Tuesday 22 October 2013

Grangemouth oil refinery: future in doubt after workers reject pay offer

Permanent closure a possibility after half of staff at Scottish site vote against owner Ineos's proposal to cut costs
The Grangemouth oil refinery faces the threat of permanent closure after half its staff rejected management proposals to cut costs at the Scottish site.
Unite said 665 of its members – out of 1,370 staff – had rejected the deal offered by Ineos, which owns Scotland's only refinery and has said it will make a decision about the site's future on Tuesday.
Ineos had given its permanent employees until 6pm on Monday to accept its plan, which included less generous pensions and a three-year pay freeze.
Ineos shut down the giant site on the Firth of Forth last Wednesday and has threatened to leave it shut if its demands are rejected.
Ineos's shareholders, led by its billionaire chairman Jim Ratcliffe, are set to decide on Tuesday whether to go through with their threat of permanent closure.

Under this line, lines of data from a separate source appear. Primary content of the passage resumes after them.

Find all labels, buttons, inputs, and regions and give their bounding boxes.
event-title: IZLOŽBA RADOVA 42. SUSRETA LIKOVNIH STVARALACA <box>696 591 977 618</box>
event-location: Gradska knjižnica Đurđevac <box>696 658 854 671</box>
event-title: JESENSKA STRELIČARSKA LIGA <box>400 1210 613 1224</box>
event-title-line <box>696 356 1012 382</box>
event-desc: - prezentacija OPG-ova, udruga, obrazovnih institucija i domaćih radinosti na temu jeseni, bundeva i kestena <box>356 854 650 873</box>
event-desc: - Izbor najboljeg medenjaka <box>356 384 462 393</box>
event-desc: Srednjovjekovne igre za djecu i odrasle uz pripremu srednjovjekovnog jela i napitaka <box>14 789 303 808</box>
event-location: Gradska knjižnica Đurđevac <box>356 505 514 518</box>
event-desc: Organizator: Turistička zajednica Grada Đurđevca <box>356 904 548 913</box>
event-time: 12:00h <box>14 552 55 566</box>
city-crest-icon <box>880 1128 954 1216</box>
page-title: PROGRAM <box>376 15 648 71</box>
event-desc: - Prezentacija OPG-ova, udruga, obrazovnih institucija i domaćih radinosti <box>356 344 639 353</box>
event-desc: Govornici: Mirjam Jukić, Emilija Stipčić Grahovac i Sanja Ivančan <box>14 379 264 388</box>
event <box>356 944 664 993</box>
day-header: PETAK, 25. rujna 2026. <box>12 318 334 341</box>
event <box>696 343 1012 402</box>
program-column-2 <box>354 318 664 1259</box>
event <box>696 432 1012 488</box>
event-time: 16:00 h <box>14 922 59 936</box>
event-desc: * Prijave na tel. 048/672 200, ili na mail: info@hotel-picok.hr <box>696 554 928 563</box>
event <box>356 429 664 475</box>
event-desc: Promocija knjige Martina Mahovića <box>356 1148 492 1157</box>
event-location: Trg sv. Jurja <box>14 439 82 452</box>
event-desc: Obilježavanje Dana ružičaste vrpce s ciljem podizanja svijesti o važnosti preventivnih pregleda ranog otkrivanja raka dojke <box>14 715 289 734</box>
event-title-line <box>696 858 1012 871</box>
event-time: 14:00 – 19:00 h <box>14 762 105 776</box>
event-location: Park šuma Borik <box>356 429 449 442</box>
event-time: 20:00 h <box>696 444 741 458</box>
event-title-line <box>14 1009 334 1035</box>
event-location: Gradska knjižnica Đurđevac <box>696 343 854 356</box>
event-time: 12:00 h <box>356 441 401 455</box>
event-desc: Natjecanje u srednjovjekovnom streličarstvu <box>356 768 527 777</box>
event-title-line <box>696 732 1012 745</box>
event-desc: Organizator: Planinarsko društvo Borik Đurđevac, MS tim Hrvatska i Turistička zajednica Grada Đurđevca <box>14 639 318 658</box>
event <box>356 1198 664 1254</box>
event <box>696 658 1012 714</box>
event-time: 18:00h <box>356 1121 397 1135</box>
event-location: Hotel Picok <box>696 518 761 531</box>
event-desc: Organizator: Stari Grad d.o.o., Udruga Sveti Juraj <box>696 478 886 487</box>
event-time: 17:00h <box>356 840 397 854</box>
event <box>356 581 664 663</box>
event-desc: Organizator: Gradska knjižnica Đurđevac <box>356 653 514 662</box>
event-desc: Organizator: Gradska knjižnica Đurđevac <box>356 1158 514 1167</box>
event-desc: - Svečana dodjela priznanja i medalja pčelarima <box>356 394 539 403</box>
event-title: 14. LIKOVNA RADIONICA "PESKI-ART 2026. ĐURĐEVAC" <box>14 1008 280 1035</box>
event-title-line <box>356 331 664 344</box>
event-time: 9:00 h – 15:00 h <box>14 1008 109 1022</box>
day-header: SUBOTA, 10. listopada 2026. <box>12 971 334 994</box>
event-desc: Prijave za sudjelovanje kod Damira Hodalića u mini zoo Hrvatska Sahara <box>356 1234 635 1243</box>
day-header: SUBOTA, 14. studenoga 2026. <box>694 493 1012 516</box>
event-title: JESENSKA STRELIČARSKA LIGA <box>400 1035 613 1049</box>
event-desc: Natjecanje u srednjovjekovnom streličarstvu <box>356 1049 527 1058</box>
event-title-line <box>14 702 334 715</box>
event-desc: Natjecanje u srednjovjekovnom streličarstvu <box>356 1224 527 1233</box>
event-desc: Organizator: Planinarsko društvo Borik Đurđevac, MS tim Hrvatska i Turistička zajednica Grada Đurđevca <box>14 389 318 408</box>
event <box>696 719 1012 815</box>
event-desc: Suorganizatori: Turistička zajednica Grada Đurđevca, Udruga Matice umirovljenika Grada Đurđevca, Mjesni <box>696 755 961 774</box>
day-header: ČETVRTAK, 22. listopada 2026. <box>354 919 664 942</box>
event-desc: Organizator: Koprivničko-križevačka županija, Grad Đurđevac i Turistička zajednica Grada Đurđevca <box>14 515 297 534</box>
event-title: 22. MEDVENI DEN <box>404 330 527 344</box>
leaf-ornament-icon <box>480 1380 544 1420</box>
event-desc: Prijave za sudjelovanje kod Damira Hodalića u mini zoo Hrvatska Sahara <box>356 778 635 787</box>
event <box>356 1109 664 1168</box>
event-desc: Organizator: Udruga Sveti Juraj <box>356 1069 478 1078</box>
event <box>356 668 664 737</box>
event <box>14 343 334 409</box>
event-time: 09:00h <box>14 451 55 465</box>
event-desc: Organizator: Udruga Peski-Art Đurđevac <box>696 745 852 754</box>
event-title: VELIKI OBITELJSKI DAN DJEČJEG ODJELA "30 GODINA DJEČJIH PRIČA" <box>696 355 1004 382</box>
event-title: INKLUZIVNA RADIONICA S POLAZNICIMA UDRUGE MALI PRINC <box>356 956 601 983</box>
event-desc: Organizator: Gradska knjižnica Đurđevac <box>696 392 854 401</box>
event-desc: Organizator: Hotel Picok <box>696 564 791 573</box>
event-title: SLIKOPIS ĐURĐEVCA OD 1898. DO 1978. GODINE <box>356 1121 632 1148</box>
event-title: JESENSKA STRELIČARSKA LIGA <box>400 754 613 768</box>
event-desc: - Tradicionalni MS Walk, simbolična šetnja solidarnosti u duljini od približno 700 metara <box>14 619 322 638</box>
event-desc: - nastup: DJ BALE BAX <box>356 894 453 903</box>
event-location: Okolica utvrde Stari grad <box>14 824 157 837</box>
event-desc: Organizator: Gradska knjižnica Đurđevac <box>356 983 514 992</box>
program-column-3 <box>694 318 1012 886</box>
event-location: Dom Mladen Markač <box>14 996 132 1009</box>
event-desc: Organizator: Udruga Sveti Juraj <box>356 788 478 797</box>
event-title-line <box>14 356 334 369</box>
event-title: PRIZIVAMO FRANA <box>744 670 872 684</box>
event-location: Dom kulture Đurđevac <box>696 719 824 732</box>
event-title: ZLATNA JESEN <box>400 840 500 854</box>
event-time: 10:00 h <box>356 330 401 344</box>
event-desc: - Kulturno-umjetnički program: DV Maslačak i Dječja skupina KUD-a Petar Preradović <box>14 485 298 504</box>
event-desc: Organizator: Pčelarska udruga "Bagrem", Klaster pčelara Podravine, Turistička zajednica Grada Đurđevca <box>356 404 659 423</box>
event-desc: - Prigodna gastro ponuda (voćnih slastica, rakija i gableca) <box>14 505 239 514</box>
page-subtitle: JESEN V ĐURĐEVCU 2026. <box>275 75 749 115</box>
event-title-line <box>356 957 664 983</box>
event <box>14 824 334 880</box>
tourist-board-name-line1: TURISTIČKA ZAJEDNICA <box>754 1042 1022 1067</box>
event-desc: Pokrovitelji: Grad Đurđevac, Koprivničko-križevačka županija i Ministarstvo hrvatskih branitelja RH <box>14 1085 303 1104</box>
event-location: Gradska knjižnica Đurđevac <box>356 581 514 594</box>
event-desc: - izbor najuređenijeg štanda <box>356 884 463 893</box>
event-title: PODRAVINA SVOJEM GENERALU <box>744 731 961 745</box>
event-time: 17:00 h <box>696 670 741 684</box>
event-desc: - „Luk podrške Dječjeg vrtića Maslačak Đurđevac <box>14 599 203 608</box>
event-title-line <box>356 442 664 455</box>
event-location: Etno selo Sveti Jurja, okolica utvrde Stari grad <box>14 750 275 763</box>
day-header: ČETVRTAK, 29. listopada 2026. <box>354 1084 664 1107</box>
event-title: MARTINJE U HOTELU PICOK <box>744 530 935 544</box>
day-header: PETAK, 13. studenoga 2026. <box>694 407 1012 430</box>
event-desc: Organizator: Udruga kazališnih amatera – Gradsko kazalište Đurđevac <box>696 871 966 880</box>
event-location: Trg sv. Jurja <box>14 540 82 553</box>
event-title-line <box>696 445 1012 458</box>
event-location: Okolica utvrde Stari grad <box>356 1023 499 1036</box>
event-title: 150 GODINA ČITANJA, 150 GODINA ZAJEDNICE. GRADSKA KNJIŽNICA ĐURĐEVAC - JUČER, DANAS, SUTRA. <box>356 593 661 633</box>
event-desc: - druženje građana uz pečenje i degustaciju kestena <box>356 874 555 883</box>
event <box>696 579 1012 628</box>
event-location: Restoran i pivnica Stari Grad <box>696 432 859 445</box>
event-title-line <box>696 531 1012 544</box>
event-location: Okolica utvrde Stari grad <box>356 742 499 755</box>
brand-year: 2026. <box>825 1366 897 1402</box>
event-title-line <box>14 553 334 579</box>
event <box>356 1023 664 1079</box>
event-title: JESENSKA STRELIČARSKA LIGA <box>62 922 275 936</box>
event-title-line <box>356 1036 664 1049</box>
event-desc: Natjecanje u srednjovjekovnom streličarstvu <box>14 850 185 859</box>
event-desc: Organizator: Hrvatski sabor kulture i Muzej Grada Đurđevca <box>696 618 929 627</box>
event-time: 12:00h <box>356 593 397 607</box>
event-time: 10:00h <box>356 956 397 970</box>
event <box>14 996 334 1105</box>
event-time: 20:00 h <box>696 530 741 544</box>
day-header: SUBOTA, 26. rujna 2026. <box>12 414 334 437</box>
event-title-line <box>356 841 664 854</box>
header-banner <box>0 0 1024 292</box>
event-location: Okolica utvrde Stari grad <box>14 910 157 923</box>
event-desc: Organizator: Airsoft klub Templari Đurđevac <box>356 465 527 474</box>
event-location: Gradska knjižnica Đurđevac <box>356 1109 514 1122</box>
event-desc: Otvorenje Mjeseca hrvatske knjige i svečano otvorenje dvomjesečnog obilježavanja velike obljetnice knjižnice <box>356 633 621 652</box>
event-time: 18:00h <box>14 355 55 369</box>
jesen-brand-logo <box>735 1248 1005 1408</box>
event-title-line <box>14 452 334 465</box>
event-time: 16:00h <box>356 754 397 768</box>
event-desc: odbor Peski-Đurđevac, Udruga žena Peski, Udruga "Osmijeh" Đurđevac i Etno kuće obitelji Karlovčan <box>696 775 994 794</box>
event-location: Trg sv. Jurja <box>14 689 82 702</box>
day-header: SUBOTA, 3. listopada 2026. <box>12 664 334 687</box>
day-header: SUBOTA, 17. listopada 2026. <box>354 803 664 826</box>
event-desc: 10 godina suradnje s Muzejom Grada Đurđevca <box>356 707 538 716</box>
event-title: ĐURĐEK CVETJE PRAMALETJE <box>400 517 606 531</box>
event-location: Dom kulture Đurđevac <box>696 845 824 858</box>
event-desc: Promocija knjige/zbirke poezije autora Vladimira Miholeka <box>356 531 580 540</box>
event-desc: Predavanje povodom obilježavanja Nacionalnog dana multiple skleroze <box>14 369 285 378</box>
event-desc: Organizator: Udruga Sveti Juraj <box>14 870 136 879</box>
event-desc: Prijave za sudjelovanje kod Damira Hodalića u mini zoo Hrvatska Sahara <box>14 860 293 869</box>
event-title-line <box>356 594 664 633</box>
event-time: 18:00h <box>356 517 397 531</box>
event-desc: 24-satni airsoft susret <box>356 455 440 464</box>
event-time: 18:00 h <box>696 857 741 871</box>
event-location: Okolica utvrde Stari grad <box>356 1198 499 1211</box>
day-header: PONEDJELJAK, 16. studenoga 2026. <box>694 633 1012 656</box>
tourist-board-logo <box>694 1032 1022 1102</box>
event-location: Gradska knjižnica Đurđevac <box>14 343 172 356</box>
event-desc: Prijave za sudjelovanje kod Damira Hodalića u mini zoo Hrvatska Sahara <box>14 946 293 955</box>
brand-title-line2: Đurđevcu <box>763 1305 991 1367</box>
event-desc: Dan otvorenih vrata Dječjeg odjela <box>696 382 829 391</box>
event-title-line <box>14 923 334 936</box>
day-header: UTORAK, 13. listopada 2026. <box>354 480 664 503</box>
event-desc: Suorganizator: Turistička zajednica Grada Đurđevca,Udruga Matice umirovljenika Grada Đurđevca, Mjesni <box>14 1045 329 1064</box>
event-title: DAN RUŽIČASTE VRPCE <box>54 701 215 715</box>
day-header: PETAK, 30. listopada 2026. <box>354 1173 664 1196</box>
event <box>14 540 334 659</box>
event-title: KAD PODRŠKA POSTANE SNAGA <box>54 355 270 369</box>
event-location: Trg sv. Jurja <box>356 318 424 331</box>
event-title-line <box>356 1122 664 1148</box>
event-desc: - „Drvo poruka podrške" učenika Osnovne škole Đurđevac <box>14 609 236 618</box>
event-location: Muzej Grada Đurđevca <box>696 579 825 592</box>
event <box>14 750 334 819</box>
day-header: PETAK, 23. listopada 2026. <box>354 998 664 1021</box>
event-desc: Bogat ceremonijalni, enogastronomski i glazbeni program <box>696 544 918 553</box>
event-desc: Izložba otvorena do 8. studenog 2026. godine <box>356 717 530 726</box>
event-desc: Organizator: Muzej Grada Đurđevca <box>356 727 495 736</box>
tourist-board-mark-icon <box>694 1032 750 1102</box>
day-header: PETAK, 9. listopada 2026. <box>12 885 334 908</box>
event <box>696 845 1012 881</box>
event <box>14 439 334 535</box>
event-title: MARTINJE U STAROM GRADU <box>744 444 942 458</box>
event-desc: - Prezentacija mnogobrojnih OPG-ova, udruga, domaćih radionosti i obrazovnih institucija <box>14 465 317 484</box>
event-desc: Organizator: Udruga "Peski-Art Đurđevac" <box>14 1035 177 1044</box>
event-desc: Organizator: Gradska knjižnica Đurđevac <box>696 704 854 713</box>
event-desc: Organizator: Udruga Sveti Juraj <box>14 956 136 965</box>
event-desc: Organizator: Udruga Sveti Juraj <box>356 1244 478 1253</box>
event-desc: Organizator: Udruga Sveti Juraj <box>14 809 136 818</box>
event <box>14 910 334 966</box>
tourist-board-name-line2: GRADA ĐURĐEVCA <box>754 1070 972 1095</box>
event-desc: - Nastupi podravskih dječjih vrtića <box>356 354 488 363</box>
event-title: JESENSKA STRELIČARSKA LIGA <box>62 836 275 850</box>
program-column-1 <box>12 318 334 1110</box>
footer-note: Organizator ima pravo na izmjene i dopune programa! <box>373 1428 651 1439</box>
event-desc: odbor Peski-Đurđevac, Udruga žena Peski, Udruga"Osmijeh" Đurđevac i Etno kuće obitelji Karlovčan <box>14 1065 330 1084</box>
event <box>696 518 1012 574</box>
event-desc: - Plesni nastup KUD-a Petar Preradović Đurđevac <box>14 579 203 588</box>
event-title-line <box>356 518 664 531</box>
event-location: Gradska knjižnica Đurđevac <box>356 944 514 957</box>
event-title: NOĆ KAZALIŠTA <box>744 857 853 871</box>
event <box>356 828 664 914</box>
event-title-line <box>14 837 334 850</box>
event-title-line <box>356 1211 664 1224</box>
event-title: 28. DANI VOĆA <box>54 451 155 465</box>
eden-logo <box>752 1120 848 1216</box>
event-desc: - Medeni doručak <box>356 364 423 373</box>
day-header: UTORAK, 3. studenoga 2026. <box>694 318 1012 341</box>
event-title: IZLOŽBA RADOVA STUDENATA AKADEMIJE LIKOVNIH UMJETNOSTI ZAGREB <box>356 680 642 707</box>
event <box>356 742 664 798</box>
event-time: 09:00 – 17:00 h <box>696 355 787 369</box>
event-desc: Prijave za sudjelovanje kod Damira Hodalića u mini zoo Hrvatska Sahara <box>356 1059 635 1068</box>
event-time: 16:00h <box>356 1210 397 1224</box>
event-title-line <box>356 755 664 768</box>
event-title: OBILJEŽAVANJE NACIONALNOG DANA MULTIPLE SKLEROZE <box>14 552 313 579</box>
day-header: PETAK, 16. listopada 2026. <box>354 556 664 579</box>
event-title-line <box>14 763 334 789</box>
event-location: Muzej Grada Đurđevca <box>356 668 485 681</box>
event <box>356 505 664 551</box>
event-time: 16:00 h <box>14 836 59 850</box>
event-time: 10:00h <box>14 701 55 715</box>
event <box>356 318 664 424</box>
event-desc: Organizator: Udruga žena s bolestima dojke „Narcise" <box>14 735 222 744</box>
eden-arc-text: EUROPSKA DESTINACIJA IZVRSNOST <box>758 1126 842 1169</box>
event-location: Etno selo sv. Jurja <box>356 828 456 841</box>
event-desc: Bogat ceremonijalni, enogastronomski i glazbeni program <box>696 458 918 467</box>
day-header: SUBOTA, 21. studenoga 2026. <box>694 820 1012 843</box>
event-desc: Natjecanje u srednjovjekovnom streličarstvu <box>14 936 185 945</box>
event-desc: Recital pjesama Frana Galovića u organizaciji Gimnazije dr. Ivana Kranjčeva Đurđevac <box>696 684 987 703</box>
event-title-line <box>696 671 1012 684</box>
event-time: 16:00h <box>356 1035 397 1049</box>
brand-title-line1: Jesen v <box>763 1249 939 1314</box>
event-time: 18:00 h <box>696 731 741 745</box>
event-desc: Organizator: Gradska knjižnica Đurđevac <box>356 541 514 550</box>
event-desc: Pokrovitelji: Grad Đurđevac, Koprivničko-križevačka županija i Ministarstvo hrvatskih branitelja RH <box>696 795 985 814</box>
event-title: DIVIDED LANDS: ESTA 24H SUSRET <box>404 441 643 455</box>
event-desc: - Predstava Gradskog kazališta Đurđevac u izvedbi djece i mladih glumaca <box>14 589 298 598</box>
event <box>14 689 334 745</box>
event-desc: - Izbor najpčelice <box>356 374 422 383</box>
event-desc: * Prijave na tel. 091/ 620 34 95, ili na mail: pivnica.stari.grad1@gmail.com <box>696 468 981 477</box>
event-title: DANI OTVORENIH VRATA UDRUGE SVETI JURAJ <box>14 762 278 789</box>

Pat Rafferty, Unite's Scottish secretary, said the workers who had rejected the plan were "the backbone of the plant, the people who keep the site running and the oil flowing". He called on Ratcliffe to reopen the plant and restart talks.
Ineos attempted to bypass Unite on Friday by putting its "survival plan" for Grangemouth directly to the workforce after months of wrangling with the union. Unite has asked its members, who constitute about 80% of the permanent employees, to give their responses to the union, not to Ineos.
Ineos said it had received about 300 acceptances by Sunday evening. The company had said it would not reopen Grangemouth unless Unite pledged not to strike until the end of this year. Unite said it would give the guarantee if Ineos withdrew its ultimatum to employees and let talks resume.
Grangemouth is a big employer in Scotland, produces most of the country's fuel and supports the economy indirectly in other ways.
Grangemouth houses a refinery that processes about 200,000 barrels of crude oil a day and a petrochemicals operation that produces more than 2 million tonnes of chemicals a year.
Ineos says petrochemicals is its worst-performing division but that closing that operation would damage the refining business because the two are "deeply integrated" and the refinery's byproducts feed the petrochemicals arm.
The company has offered workers up to £15,000 as a one-off payment plus a top-up to the new pension if they accept the deal.
The company claims employee costs contribute hugely to the losses of £10m a month at Grangemouth and that it will only invest to secure the site's future if the workers take some pain.